Wasserzeichen sind ursprünglich in Papier durch unterschiedliche Papierstärken eingebrachte, mittels Lichtdurchlass erkennbare Bildmarken und dienten zur Kennzeichnung der herstellenden Papiermühle. Sie werden heute unter anderem als ein Sicherheitsmerkmal bei Banknoten und Briefmarken eingesetzt. Da Wasserzeichen ein bestimmtes Vorgehen benötigen, um wahrnehmbar zu sein (gegen das Licht halten), werden nicht-wahrnehmbare Markierungen in digitalen Inhalten, die ebenfalls nur mit einem vorgegebenen Verfahren detektiert werden können, als digitale Wasserzeichen bezeichnet.

Wasserzeichen in Papier

10-Euro-Banknote: Der Bereich, der bei Auflicht auf beiden Seiten weiß erscheint (oben links), lässt bei Durchlicht die Wasserzeichen erkennen (unten links).

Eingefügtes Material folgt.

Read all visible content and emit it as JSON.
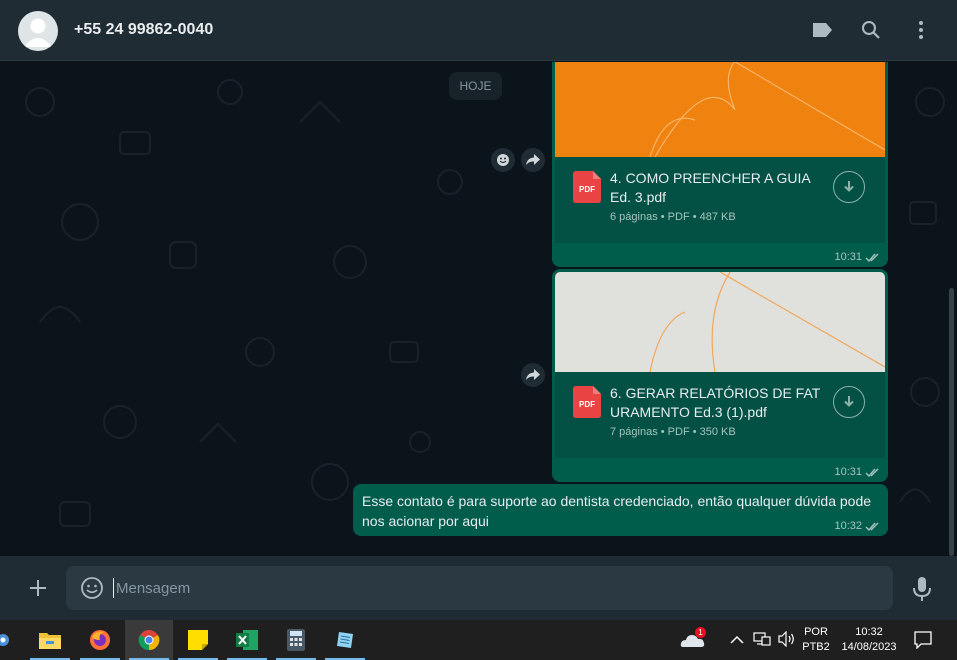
{
  "header": {
    "contact": "+55 24 99862-0040",
    "icons": [
      "label-icon",
      "search-icon",
      "more-vert-icon"
    ]
  },
  "chat": {
    "date_chip": "HOJE",
    "messages": [
      {
        "type": "file",
        "file_name": "4. COMO PREENCHER A GUIA Ed. 3.pdf",
        "file_meta": "6 páginas • PDF • 487 KB",
        "file_type": "PDF",
        "time": "10:31",
        "preview_color": "#f0820f"
      },
      {
        "type": "file",
        "file_name": "6. GERAR RELATÓRIOS DE FATURAMENTO Ed.3 (1).pdf",
        "file_meta": "7 páginas • PDF • 350 KB",
        "file_type": "PDF",
        "time": "10:31",
        "preview_color": "#e0e0dc"
      },
      {
        "type": "text",
        "text": "Esse contato é para suporte ao dentista credenciado, então qualquer dúvida pode nos acionar por aqui",
        "time": "10:32"
      }
    ]
  },
  "composer": {
    "placeholder": "Mensagem"
  },
  "taskbar": {
    "apps": [
      "file-explorer",
      "firefox",
      "chrome",
      "sticky-notes",
      "excel",
      "calculator",
      "notepad"
    ],
    "active_app": "chrome",
    "onedrive_badge": "1",
    "language_top": "POR",
    "language_bottom": "PTB2",
    "time": "10:32",
    "date": "14/08/2023"
  },
  "colors": {
    "header_bg": "#202c33",
    "chat_bg": "#0b141a",
    "outgoing_bubble": "#005c4b",
    "accent_orange": "#f0820f",
    "pdf_red": "#e94343"
  }
}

Die Banknote zeigt ein sogenanntes „Hellzeichen“ aus Blech/Draht für den Wert und ein „Schattenwasserzeichen“ für die Authentizitätsmarke

Nachweislich seit 1282 im italienischen Bologna kennzeichneten die Papiermühlen ihre Ware, indem sie auf dem Drahtgeflecht des Schöpfsiebes (seit dem 19. Jahrhundert zum Teil dann auch auf dem Egoutteur) einen dickeren Draht in Form eines Buchstabens oder eines Symbols befestigten. Diese Figur hinterlässt einen Abdruck im Papier; die Faserschicht ist dort dünner, und bei durchscheinendem Licht wird das Wasserzeichen als transparenteres Bild sichtbar. Umgekehrt konnte man durch ein partielles Vertiefen des Siebes eine Stoffanreicherung erzielen, die dadurch in der Ansicht ein trüberes Aussehen bekam. Durch geschicktes Kombinieren zwischen Vertiefung und Erhöhung lassen sich sogar Halbtöne simulieren. Dieses aufwendige Verfahren wird heute noch bei Wasserzeichen für Banknoten angewandt. In der Frühzeit der europäischen Papierherstellung waren Wasserzeichen Herkunfts- und Geschäftszeichen der Papiermühlen.[1]

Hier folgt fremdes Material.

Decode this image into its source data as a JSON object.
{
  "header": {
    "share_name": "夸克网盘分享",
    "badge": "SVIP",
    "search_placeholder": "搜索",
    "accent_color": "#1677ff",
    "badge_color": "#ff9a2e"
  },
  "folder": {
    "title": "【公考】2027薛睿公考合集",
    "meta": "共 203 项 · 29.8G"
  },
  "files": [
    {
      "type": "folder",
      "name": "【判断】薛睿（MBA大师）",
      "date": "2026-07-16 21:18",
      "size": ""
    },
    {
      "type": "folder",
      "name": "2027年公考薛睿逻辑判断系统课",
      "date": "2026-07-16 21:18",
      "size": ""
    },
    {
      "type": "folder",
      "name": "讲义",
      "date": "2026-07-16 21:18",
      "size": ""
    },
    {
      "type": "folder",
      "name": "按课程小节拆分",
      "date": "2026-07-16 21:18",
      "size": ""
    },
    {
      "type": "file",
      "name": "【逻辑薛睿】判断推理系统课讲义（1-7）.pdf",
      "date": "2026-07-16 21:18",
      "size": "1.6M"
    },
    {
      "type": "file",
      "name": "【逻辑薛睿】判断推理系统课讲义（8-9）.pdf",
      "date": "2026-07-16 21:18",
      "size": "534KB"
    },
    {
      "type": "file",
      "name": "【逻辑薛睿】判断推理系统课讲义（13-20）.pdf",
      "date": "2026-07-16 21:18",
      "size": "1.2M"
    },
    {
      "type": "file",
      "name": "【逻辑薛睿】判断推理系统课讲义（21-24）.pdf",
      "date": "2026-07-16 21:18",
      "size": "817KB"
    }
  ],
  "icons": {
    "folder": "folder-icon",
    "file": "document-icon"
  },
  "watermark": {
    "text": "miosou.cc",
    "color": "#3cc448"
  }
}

Da die Siebe zur Papierherstellung nach rund zwei Jahren verschlissen waren, ermöglicht die Erfassung von datierbaren Wasserzeichen mit leichten Abweichungen, die durch die handwerkliche Fertigung entstanden, die Datierung des Papiers. Weil Papier wegen seines hohen Preises meist nicht lange gelagert wurde, ergibt sich damit ein vergleichsweise genaues Instrument zur Datierung der auf dem Papier überlieferten Dokumente und Grafiken. Zu diesem Zweck sind seit Beginn des 20. Jahrhunderts umfangreiche historische Wasserzeichensammlungen angelegt worden. Das erste umfangreiche Werk stellt Charles-Moïse Briquets dictionnaire des filigranes dar, ihm folgte die bisher noch unvollständig gedruckte Sammlung Gerhard Piccards im Landesarchiv Baden-Württemberg. Weitere große Sammlungen von Wasserzeichen befinden sich im Deutschen Buch- und Schriftmuseum der Deutschen Nationalbibliothek in Leipzig und im Papiermuseum Düren.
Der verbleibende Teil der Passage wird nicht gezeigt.